Wirr drehten sich ihre Gedanken um ihr letztes Gespräch. Sie hatte sich ihrem Vater entgegen gestellt und ihn unter Tränen gefleht, er sollte Lan zurückholen, doch der alte Mann, der auf einmal viel entschlossener wirkte, hatte keine Verständnis für ihre Bitte. „Er wird dich vernichten, mir wegnehmen" hatte er gesagt, bevor Rin auf die zarten Knie gefallen war und mit geballten Fäusten auf die Beine ihres Vaters einschlug. „Ich hasse dich" Hatte sie mehrfach gerufen und bei jedem Satz schien es, als wenn das Gesicht das Königs an Farbe verlieren würde. Plötzlich hatte er ausgeholt.
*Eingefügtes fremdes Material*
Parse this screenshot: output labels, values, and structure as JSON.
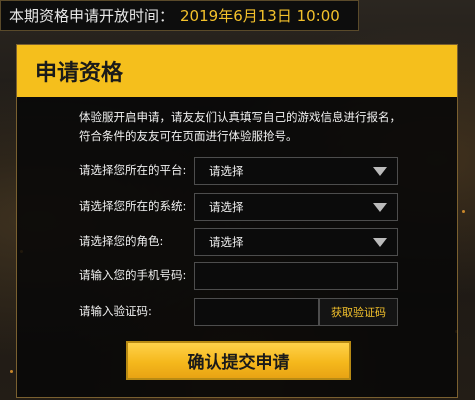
{
  "banner": {
    "label": "本期资格申请开放时间：",
    "value": "2019年6月13日 10:00"
  },
  "panel": {
    "title": "申请资格",
    "description": [
      "体验服开启申请，请友友们认真填写自己的游戏信息进行报名，",
      "符合条件的友友可在页面进行体验服抢号。"
    ],
    "fields": {
      "platform": {
        "label": "请选择您所在的平台:",
        "value": "请选择"
      },
      "system": {
        "label": "请选择您所在的系统:",
        "value": "请选择"
      },
      "role": {
        "label": "请选择您的角色:",
        "value": "请选择"
      },
      "phone": {
        "label": "请输入您的手机号码:",
        "value": ""
      },
      "code": {
        "label": "请输入验证码:",
        "value": "",
        "button": "获取验证码"
      }
    },
    "submit_label": "确认提交申请"
  },
  "colors": {
    "accent": "#f5bf1c",
    "panel_bg": "#080808",
    "text": "#f0f0f0"
  }
}
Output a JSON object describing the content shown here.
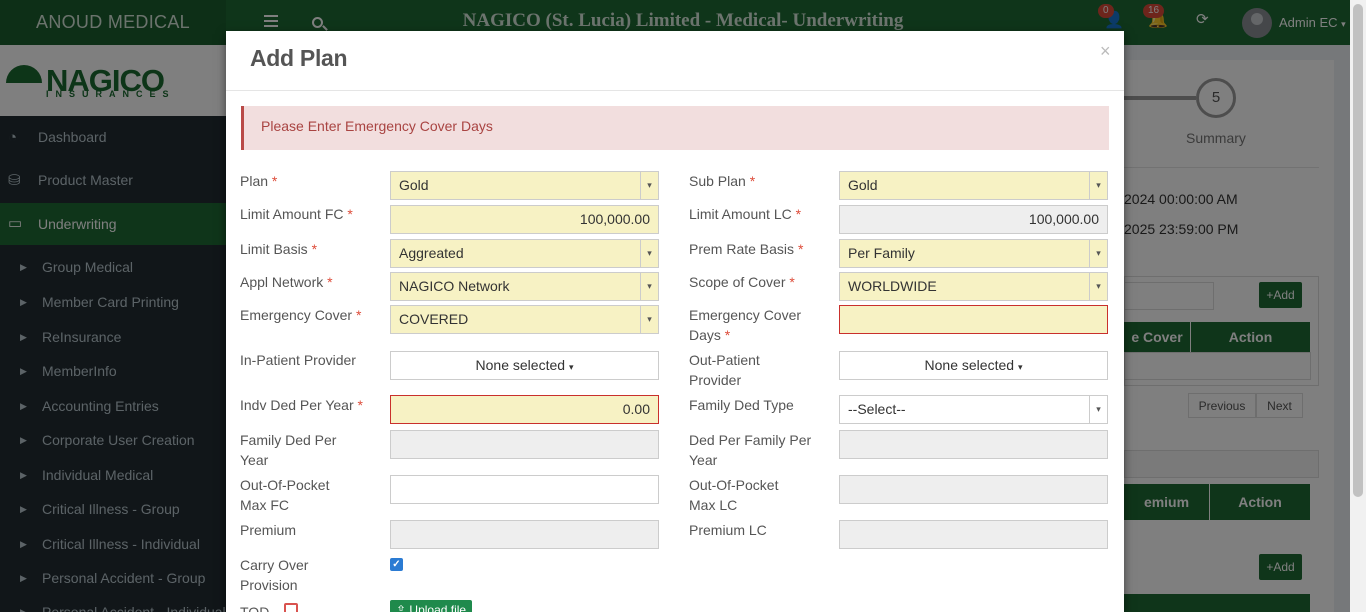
{
  "topbar": {
    "brand": "ANOUD MEDICAL",
    "title": "NAGICO (St. Lucia) Limited - Medical- Underwriting",
    "user_badge": "0",
    "notif_badge": "16",
    "user_name": "Admin EC"
  },
  "logo": {
    "text": "NAGICO",
    "sub": "INSURANCES"
  },
  "sidebar": {
    "items": [
      {
        "label": "Dashboard"
      },
      {
        "label": "Product Master"
      },
      {
        "label": "Underwriting"
      }
    ],
    "subitems": [
      "Group Medical",
      "Member Card Printing",
      "ReInsurance",
      "MemberInfo",
      "Accounting Entries",
      "Corporate User Creation",
      "Individual Medical",
      "Critical Illness - Group",
      "Critical Illness - Individual",
      "Personal Accident - Group",
      "Personal Accident - Individual"
    ]
  },
  "background": {
    "step_number": "5",
    "step_label": "Summary",
    "date1": "2024 00:00:00 AM",
    "date2": "2025 23:59:00 PM",
    "add_label": "Add",
    "col_cover": "e Cover",
    "col_action": "Action",
    "prev_label": "Previous",
    "next_label": "Next",
    "col_premium": "emium",
    "col_action2": "Action",
    "add_label2": "Add"
  },
  "modal": {
    "title": "Add Plan",
    "close": "×",
    "alert": "Please Enter Emergency Cover Days",
    "fields": {
      "plan": {
        "label": "Plan",
        "value": "Gold"
      },
      "sub_plan": {
        "label": "Sub Plan",
        "value": "Gold"
      },
      "limit_fc": {
        "label": "Limit Amount FC",
        "value": "100,000.00"
      },
      "limit_lc": {
        "label": "Limit Amount LC",
        "value": "100,000.00"
      },
      "limit_basis": {
        "label": "Limit Basis",
        "value": "Aggreated"
      },
      "prem_rate_basis": {
        "label": "Prem Rate Basis",
        "value": "Per Family"
      },
      "appl_network": {
        "label": "Appl Network",
        "value": "NAGICO Network"
      },
      "scope_cover": {
        "label": "Scope of Cover",
        "value": "WORLDWIDE"
      },
      "emergency_cover": {
        "label": "Emergency Cover",
        "value": "COVERED"
      },
      "emergency_days": {
        "label1": "Emergency Cover",
        "label2": "Days",
        "value": ""
      },
      "inpatient": {
        "label": "In-Patient Provider",
        "value": "None selected"
      },
      "outpatient": {
        "label1": "Out-Patient",
        "label2": "Provider",
        "value": "None selected"
      },
      "indv_ded": {
        "label": "Indv Ded Per Year",
        "value": "0.00"
      },
      "family_ded_type": {
        "label": "Family Ded Type",
        "value": "--Select--"
      },
      "family_ded_year": {
        "label1": "Family Ded Per",
        "label2": "Year",
        "value": ""
      },
      "ded_per_family": {
        "label1": "Ded Per Family Per",
        "label2": "Year",
        "value": ""
      },
      "oop_fc": {
        "label1": "Out-Of-Pocket",
        "label2": "Max FC",
        "value": ""
      },
      "oop_lc": {
        "label1": "Out-Of-Pocket",
        "label2": "Max LC",
        "value": ""
      },
      "premium": {
        "label": "Premium",
        "value": ""
      },
      "premium_lc": {
        "label": "Premium LC",
        "value": ""
      },
      "carry_over": {
        "label1": "Carry Over",
        "label2": "Provision",
        "checked": true
      }
    },
    "tod_label": "TOD",
    "upload_label": "Upload file"
  }
}
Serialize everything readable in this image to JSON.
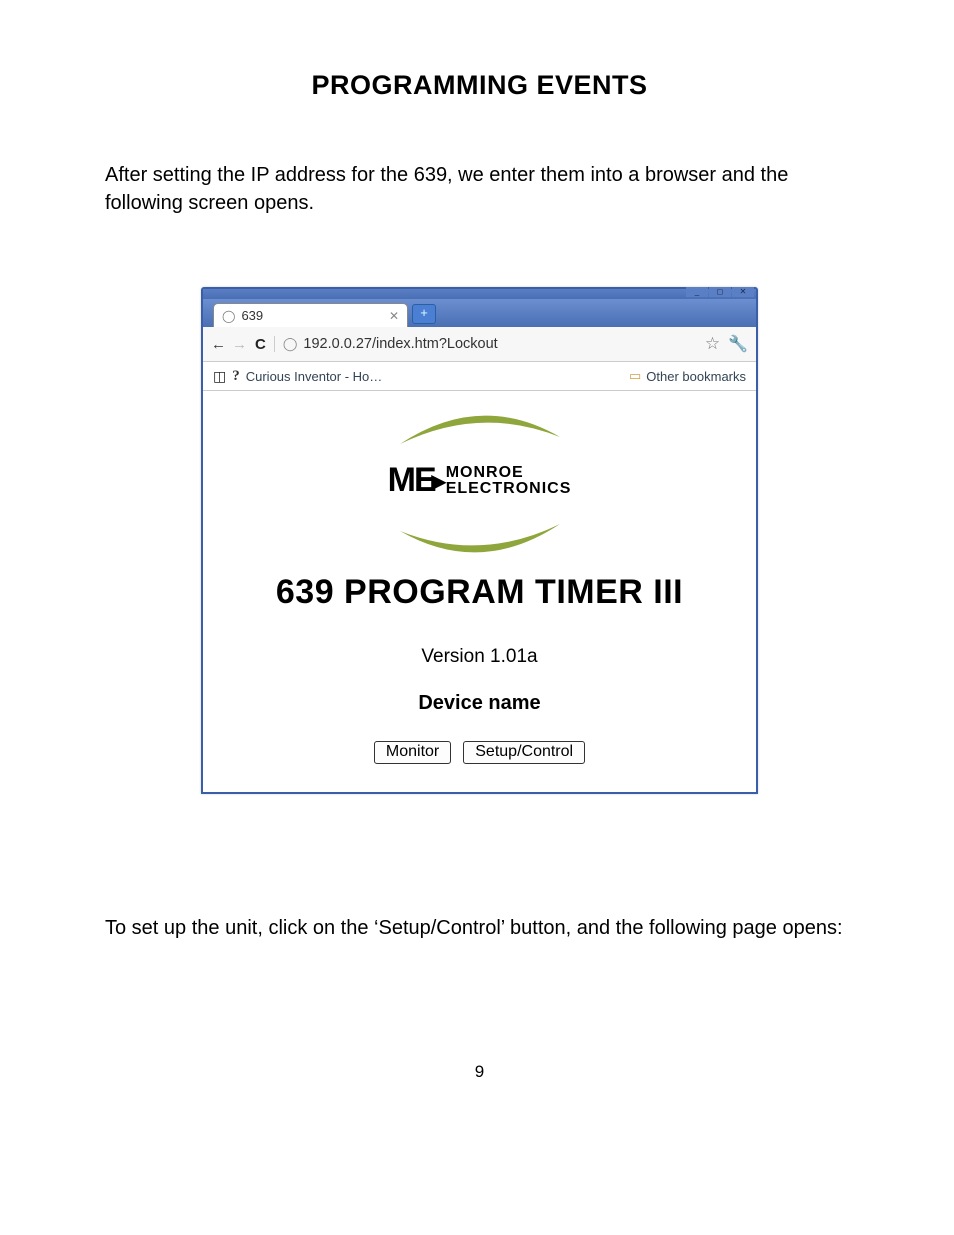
{
  "doc": {
    "heading": "PROGRAMMING EVENTS",
    "intro": "After setting the IP address for the 639, we enter them into a browser and the following screen opens.",
    "outro": "To set up the unit, click on the ‘Setup/Control’ button, and the following page opens:",
    "page_number": "9"
  },
  "browser": {
    "tab_title": "639",
    "address": "192.0.0.27/index.htm?Lockout",
    "bookmark_item": "Curious Inventor - Ho…",
    "other_bookmarks": "Other bookmarks"
  },
  "app": {
    "logo_line1": "MONROE",
    "logo_line2": "ELECTRONICS",
    "product_title": "639 PROGRAM TIMER III",
    "version_label": "Version 1.01a",
    "device_name_label": "Device name",
    "buttons": {
      "monitor": "Monitor",
      "setup": "Setup/Control"
    }
  }
}
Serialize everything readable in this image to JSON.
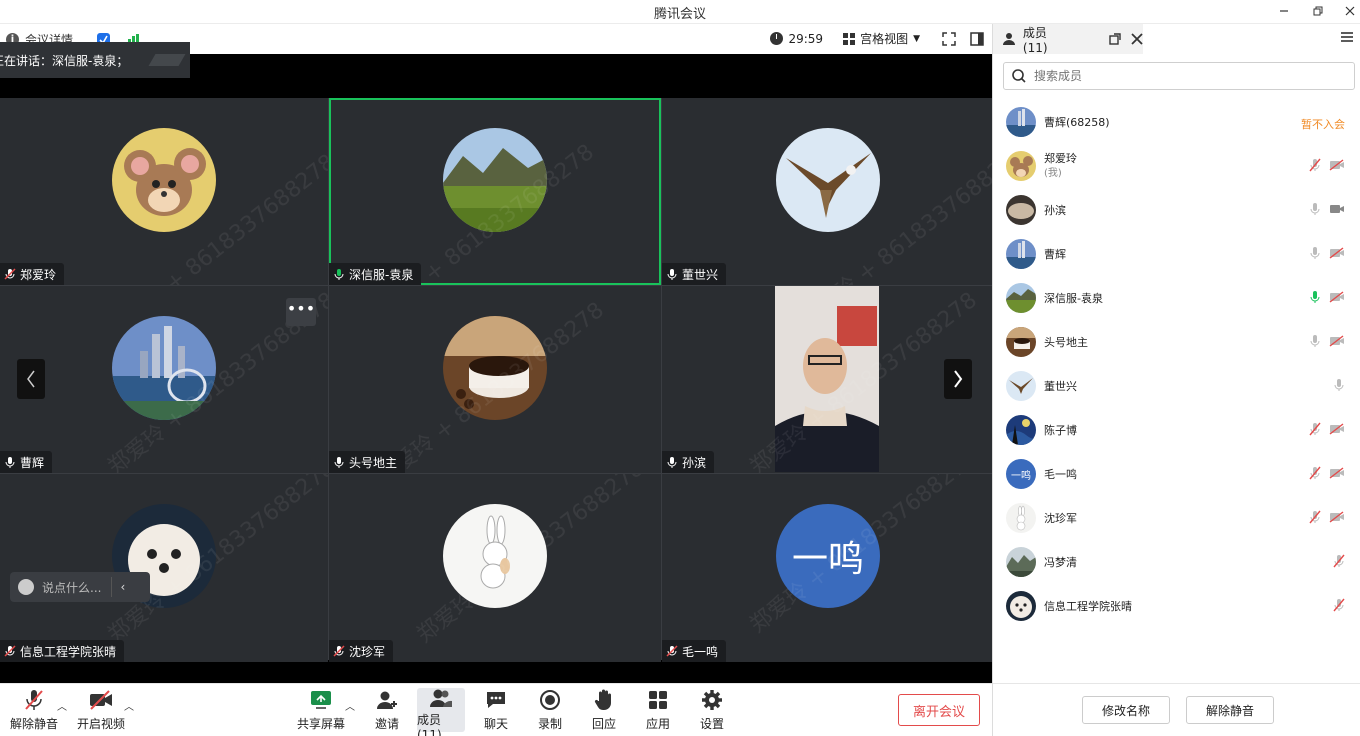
{
  "window": {
    "title": "腾讯会议"
  },
  "topbar": {
    "meeting_info": "会议详情",
    "timer": "29:59",
    "view_mode": "宫格视图"
  },
  "speaking": {
    "text": "正在讲话：深信服-袁泉；"
  },
  "watermark": "郑爱玲 + 8618337688278",
  "tiles": [
    {
      "name": "郑爱玲",
      "mic": "muted",
      "avatar": "jerry-mouse"
    },
    {
      "name": "深信服-袁泉",
      "mic": "active",
      "avatar": "mountain-meadow",
      "active": true
    },
    {
      "name": "董世兴",
      "mic": "on",
      "avatar": "eagle"
    },
    {
      "name": "曹辉",
      "mic": "on",
      "avatar": "city-skyline"
    },
    {
      "name": "头号地主",
      "mic": "on",
      "avatar": "coffee-cup"
    },
    {
      "name": "孙滨",
      "mic": "on",
      "avatar": "man-video"
    },
    {
      "name": "信息工程学院张晴",
      "mic": "muted",
      "avatar": "white-puppy"
    },
    {
      "name": "沈珍军",
      "mic": "muted",
      "avatar": "rabbit"
    },
    {
      "name": "毛一鸣",
      "mic": "muted",
      "avatar": "text",
      "avatar_text": "一鸣"
    }
  ],
  "chat": {
    "placeholder": "说点什么..."
  },
  "toolbar": {
    "unmute": "解除静音",
    "start_video": "开启视频",
    "share_screen": "共享屏幕",
    "invite": "邀请",
    "members": "成员(11)",
    "chat": "聊天",
    "record": "录制",
    "reactions": "回应",
    "apps": "应用",
    "settings": "设置",
    "leave": "离开会议"
  },
  "panel": {
    "tab": "成员(11)",
    "search_placeholder": "搜索成员",
    "members": [
      {
        "name": "曹辉(68258)",
        "status": "暂不入会",
        "avatar": "city-skyline"
      },
      {
        "name": "郑爱玲",
        "sub": "(我)",
        "mic": "muted",
        "cam": "off",
        "avatar": "jerry-mouse"
      },
      {
        "name": "孙滨",
        "mic": "on",
        "cam": "on",
        "avatar": "rock"
      },
      {
        "name": "曹辉",
        "mic": "on",
        "cam": "off",
        "avatar": "city-skyline"
      },
      {
        "name": "深信服-袁泉",
        "mic": "active",
        "cam": "off",
        "avatar": "mountain-meadow"
      },
      {
        "name": "头号地主",
        "mic": "on",
        "cam": "off",
        "avatar": "coffee-cup"
      },
      {
        "name": "董世兴",
        "mic": "on",
        "avatar": "eagle"
      },
      {
        "name": "陈子博",
        "mic": "muted",
        "cam": "off",
        "avatar": "starry-night"
      },
      {
        "name": "毛一鸣",
        "mic": "muted",
        "cam": "off",
        "avatar": "text",
        "avatar_text": "一鸣"
      },
      {
        "name": "沈珍军",
        "mic": "muted",
        "cam": "off",
        "avatar": "rabbit"
      },
      {
        "name": "冯梦清",
        "mic": "muted",
        "avatar": "landscape"
      },
      {
        "name": "信息工程学院张晴",
        "mic": "muted",
        "avatar": "white-puppy"
      }
    ],
    "rename": "修改名称",
    "unmute": "解除静音"
  },
  "colors": {
    "accent_green": "#19c25b",
    "leave_red": "#e34b4b",
    "status_orange": "#f08a24"
  }
}
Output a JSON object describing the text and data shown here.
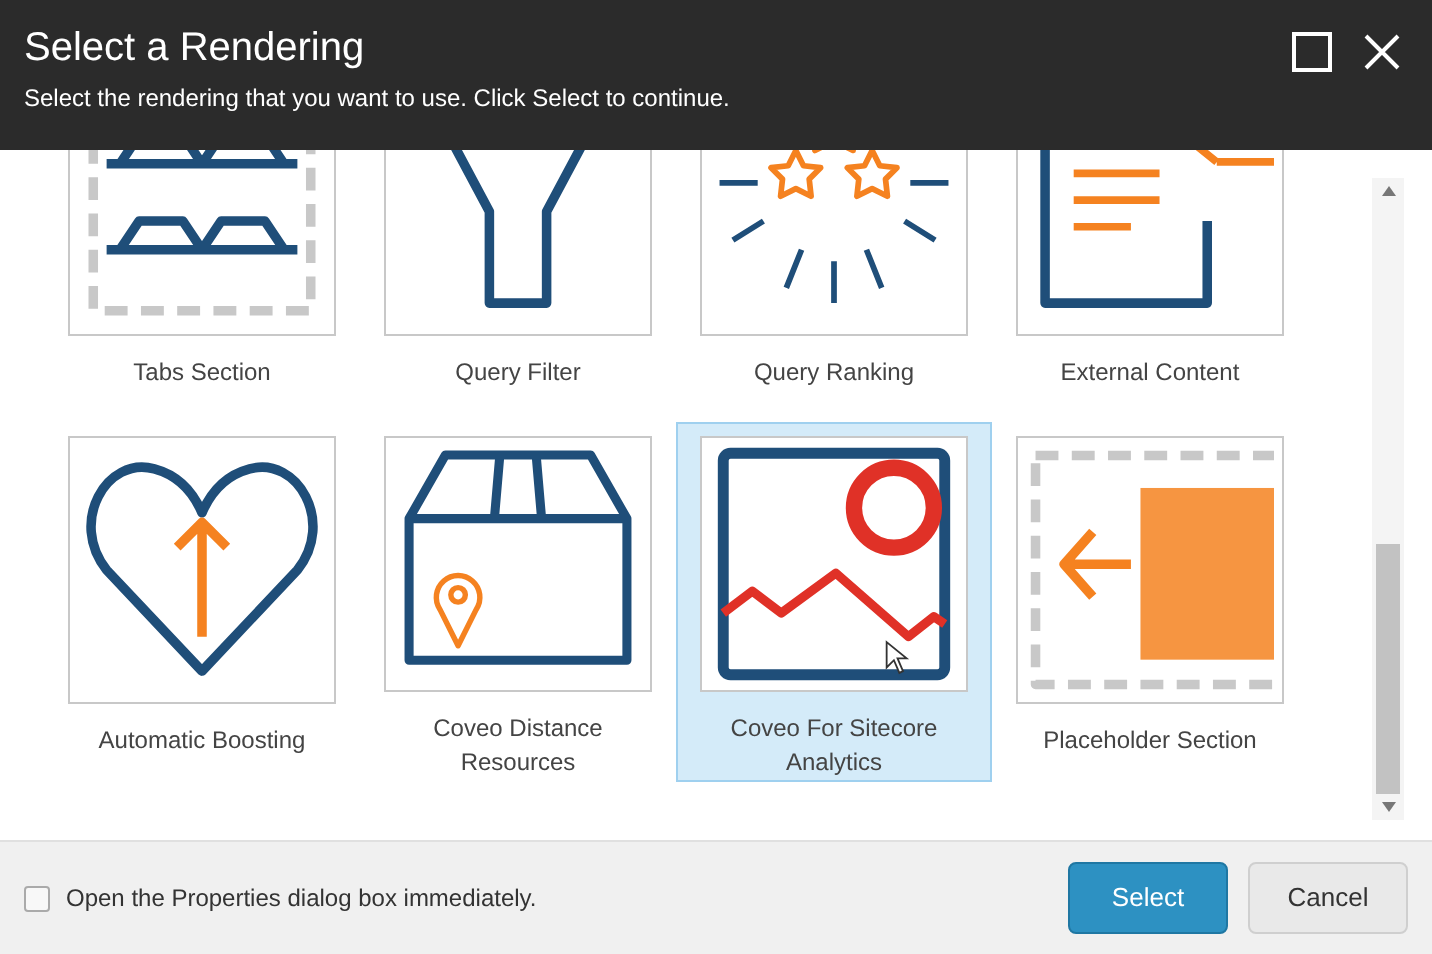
{
  "window": {
    "title": "Select a Rendering",
    "subtitle": "Select the rendering that you want to use. Click Select to continue."
  },
  "renderings": [
    {
      "label": "Tabs Section",
      "kind": "tabs",
      "selected": false
    },
    {
      "label": "Query Filter",
      "kind": "filter",
      "selected": false
    },
    {
      "label": "Query Ranking",
      "kind": "ranking",
      "selected": false
    },
    {
      "label": "External Content",
      "kind": "external",
      "selected": false
    },
    {
      "label": "Automatic Boosting",
      "kind": "boosting",
      "selected": false
    },
    {
      "label": "Coveo Distance Resources",
      "kind": "distance",
      "selected": false
    },
    {
      "label": "Coveo For Sitecore Analytics",
      "kind": "analytics",
      "selected": true
    },
    {
      "label": "Placeholder Section",
      "kind": "placeholder",
      "selected": false
    }
  ],
  "footer": {
    "checkbox": {
      "label": "Open the Properties dialog box immediately.",
      "checked": false
    },
    "buttons": [
      {
        "label": "Select",
        "kind": "primary"
      },
      {
        "label": "Cancel",
        "kind": "secondary"
      }
    ]
  }
}
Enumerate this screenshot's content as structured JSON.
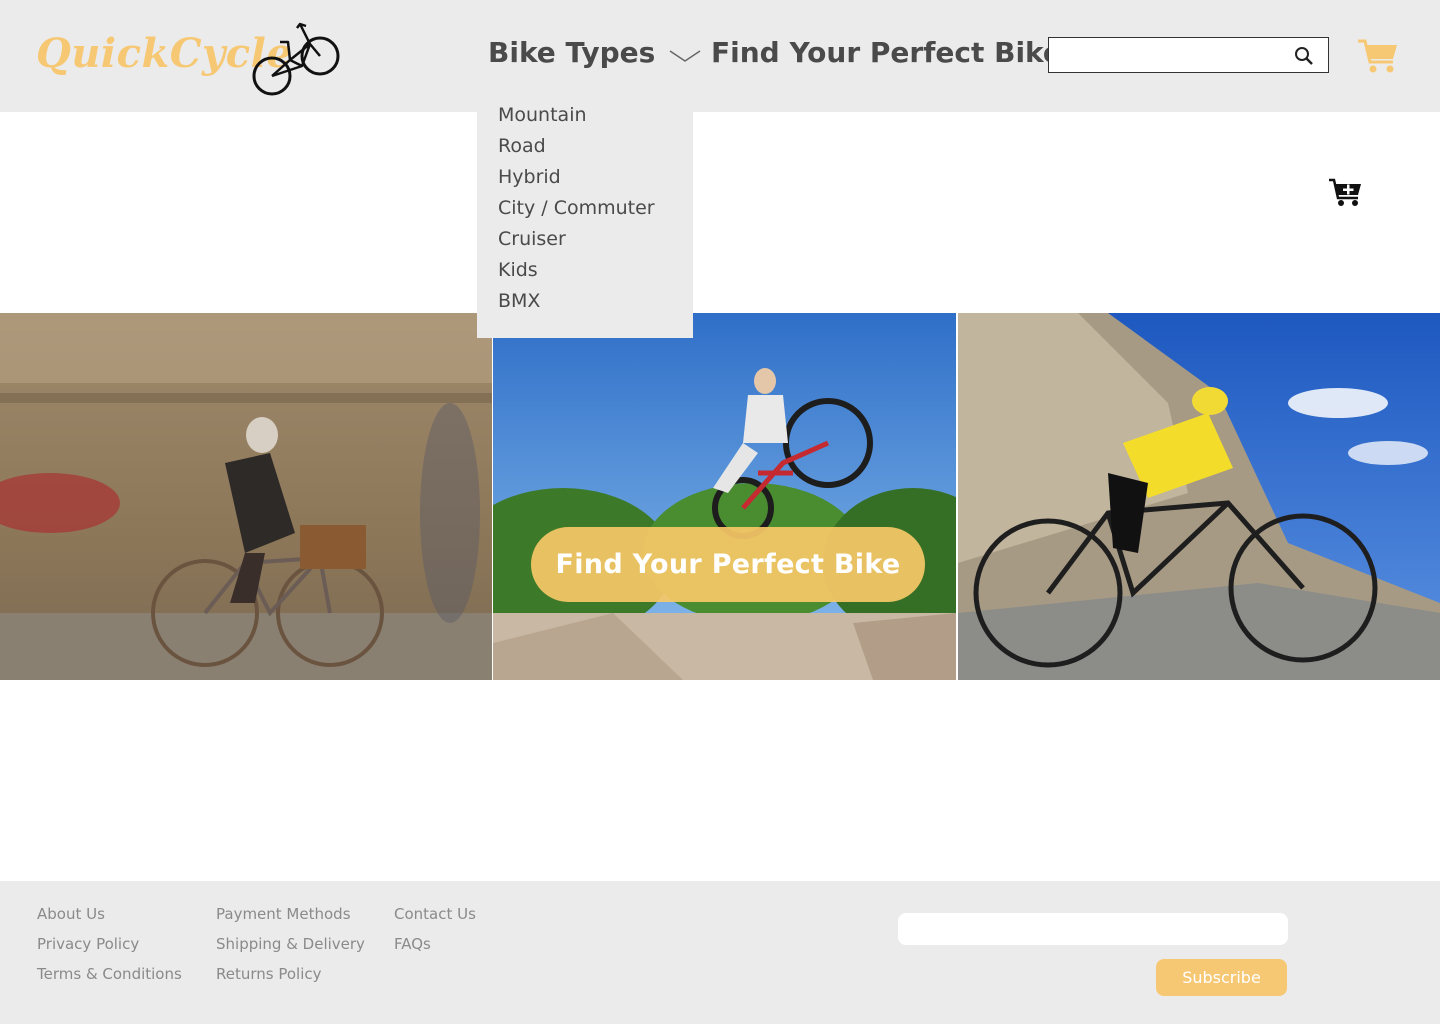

Das Brennen den dieser Schlag hinterlassen hatte war nichts im Vergleich zu dem Schmerz den Rin in ihrer Brust fühlte. Es war als hätte ihr jemand das schlagende Herz herausgerissen, als hätte man einen wichtigen Teil von ihr entfernt, ein Teil den sie unweigerlich zum existieren brauchen würde. Glasigen Blickes schaute sie zu der Stelle, wo Lens Bett vor kurzem noch gestanden hatte. In ihren Händen, die auf ihrem Schoß ruhten, hatte sie sein schwarzes Haarband, welches er immer getragen hatte um seine, für einem Jungen seines Alters, viel zu langen Haare unter Kontrolle zu bringen.

Sie hatten ihre ganze Kindheit zusammen verbracht und nun war er fort. Die Dunkelheit des Traumes kroch auf die zierliche Gestalt zu und verschluckte das Bild in einer absoluten Schwärze.

Rin erwachte keuchend und richtete sich schlagartig auf. Dabei glitt der Samt der Decke von ihren weiblichen Kurven hinab in ihren Schoß. Nur ein schmales Leibchen bewahrte sie vor der endgültigen Blöße. Schnell suchte sie mit ihren Blicken Len, um sich zu vergewissern, dass er kein Traum war, doch das Zimmer war leer. Die Morgenröte glitzerte flach durch das Fenster und der Staub schwebte regungslos umher, so als wenn für ihn die Zeit angehalten worden wäre. Das Gefühl der Einsamkeit und der Trauer zog sich um ihr Herz zusammen. War ihr innerer Wunsch nach Len so groß geworden, jetzt wo ihr Vater nicht mehr da war und sie niemandem mehr hatte, dass sie fantasierte? Sie vergrub, wie so viele male zuvor, eine Hand in ihrem hübschen Gesicht, als sich die schwere Zimmertür öffnete.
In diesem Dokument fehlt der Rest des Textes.